Two hundred of the artworks created will be printed onto silk flags and will be processed as part of The Queen’s Platinum Jubilee Pageant. In addition, they will be hosting an online gallery to display all the artworks received from around the world.
Year 10 GCSE students who are studying both Art and Geography (Michaela, Mason, Mia, Leana and Holly) have come together to create Artwork based on their studies in Geography. The students have been learning about rivers in Nigeria, and how pollution by oil giants have caused this. The Niger River Delta is a densely populated region that extends over about 70,000 km2 and makes up nearly 8% of Nigeria’s land mass. Between 1976 and 2001 there were nearly 7,000 incidents involving oil spills where most of the oil was never recovered. As of 2012, some 2 million barrels of oil were being extracted from the delta every day. Groundwater and soil have been heavily polluted in the process, which has also devastated aquatic and agricultural communities.
The students have been learning about how the oil has caused catastrophic damage to the people of Nigeria and their way of life. The locals are unable to use the rivers and water supplies and nature has been damaged and destroyed. The Nigerian community have high levels of toxic chemicals in their water resources and even underground water is being polluted through seepage in waste dump sites. This is a major health risk and very upsetting to learn about.
The major industries responsible for water pollution include petrol, mining, pharmaceuticals, textiles, plastics, iron, steel, paint, food, brewing and distillery fermentation. The oil spills have affected local population health in a number of ways. One article published in the Nigerian Medical Journal in 2013 estimated that “the widespread pollution could lead to a 60% reduction in household food security and a 24% increase in the prevalence of childhood malnutrition.

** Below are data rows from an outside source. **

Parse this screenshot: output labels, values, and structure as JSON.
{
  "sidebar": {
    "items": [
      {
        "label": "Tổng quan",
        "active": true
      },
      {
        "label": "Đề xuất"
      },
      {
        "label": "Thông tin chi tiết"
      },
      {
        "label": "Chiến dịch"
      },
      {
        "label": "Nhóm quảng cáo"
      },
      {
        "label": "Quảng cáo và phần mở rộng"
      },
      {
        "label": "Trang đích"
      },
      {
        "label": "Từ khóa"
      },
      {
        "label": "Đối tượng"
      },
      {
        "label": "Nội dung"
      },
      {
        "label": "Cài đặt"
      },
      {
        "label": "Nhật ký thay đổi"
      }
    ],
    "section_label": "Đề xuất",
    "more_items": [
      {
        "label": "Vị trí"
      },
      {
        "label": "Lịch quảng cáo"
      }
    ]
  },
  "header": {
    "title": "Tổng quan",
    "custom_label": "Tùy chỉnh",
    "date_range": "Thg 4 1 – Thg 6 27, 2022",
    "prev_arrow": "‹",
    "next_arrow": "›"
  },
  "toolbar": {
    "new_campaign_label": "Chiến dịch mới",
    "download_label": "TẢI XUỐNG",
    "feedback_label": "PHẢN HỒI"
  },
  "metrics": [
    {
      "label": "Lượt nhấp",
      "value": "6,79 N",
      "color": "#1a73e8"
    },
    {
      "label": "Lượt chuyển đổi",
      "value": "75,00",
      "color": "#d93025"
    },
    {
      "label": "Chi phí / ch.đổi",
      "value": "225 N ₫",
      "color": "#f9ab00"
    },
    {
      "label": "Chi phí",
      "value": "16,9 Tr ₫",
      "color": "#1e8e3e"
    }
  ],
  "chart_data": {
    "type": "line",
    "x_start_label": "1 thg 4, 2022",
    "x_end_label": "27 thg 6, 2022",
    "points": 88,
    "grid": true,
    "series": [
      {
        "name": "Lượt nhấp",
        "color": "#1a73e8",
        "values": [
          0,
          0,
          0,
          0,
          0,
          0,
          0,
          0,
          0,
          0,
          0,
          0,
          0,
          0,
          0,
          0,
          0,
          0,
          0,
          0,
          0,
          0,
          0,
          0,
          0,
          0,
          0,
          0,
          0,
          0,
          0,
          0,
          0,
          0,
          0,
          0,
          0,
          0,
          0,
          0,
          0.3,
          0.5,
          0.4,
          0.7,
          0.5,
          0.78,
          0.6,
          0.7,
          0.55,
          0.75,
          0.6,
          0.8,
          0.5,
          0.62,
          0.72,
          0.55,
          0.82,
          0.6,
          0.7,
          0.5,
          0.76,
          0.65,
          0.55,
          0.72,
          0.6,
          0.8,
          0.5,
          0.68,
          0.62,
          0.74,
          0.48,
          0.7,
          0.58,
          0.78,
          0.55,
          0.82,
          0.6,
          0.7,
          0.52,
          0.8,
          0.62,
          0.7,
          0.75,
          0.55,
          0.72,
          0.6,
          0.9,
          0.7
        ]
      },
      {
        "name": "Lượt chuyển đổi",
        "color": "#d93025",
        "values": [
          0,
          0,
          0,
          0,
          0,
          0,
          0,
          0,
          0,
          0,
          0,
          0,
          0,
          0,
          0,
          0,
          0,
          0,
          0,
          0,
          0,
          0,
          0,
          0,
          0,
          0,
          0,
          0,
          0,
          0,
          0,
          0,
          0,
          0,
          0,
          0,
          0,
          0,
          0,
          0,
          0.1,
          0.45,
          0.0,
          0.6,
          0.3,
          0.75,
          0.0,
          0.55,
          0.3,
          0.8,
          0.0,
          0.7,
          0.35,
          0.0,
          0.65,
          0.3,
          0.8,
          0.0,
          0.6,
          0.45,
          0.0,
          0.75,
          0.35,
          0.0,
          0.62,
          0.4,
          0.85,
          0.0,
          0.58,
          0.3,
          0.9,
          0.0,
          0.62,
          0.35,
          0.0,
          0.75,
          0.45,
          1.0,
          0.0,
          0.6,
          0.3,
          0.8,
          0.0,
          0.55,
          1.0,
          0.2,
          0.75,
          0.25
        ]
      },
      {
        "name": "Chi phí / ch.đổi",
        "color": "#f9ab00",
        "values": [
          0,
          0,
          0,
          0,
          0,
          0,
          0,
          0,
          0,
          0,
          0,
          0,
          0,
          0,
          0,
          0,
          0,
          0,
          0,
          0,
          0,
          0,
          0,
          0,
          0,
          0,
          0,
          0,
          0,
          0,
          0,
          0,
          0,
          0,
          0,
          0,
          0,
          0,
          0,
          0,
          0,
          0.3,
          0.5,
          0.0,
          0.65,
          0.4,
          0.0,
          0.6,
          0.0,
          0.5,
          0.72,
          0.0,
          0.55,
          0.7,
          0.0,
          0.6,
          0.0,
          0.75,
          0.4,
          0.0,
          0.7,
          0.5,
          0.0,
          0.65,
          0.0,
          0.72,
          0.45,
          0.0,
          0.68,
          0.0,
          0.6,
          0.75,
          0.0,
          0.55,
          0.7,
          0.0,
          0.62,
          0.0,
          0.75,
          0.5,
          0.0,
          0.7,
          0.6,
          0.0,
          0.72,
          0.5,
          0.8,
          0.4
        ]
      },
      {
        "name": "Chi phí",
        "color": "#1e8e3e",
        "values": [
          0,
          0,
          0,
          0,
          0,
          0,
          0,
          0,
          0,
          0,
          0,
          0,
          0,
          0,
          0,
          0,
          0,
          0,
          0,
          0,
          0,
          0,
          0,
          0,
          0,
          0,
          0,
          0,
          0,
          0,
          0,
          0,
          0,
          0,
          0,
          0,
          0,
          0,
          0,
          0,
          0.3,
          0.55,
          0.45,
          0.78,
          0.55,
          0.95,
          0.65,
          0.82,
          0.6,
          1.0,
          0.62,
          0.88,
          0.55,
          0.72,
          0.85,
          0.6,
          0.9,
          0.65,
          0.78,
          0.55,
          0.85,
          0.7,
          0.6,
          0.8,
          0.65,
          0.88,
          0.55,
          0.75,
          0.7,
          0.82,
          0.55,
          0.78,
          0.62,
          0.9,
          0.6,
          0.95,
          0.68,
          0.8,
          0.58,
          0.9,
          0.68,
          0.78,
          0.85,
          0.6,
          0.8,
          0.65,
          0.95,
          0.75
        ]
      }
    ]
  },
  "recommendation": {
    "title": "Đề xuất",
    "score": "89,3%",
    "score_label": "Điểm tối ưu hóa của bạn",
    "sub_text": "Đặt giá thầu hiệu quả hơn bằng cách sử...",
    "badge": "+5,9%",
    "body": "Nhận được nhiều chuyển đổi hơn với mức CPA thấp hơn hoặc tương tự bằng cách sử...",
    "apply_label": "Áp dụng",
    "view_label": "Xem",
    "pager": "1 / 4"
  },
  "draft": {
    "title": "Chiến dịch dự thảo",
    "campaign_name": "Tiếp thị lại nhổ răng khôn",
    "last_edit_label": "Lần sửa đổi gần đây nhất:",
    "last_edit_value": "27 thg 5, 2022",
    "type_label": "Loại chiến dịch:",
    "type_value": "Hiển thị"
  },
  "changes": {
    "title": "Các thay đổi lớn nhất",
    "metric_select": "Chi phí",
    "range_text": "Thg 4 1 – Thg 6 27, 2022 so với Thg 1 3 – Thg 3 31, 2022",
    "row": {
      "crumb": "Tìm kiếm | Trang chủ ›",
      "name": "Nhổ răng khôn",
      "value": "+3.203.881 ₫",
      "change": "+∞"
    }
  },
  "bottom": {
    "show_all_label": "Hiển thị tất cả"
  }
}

This is in addition to the fact that the crude oil is likely hemotoxic and can cause infertility and cancer”.
The students chose petrol and oil as their main source of inspiration in their imagery and decided that their design would be largely grayscale. Mrs Harkness led the students in discussion about how to produce imagery for their flag design. The students wanted to contrast simple shapes with more detailed studies for impact and it was a real team effort to combine the imagery together to create the final design. The imagery includes ideas that the students felt passionately about, and imagery that they wanted to communicate a message through in their flag design.
The students wanted the message about pollution, oil and impact to be portrayed, so that they could educate others in their design. The students had the freedom to choose their imagery, and their media choice. Some chose paint onto cardboard surfaces, some chose drawings and graphite onto paper. They wanted to create a strong impact in their composition. Each student contributed a small part of the overall design which was put together by their teacher Mr Tunbridge. Many thanks to Mt Tunbridge for spending so much of his time photoshopping the final imagery together.
“The students have enjoyed creating Art with a message, to educate others about something that they feel strongly about and bringing two of their option choices together outside of the classroom. They are excited at the prospect of having their flag displayed in a public place and telling others about devastating issues in the world”. Mrs Harkness, Head of the Arts Faculty.
“This is a great opportunity for the students to bring Art and Geography together and work cross-curricular for such a powerful project”. Mr Porter, Head of Humanities.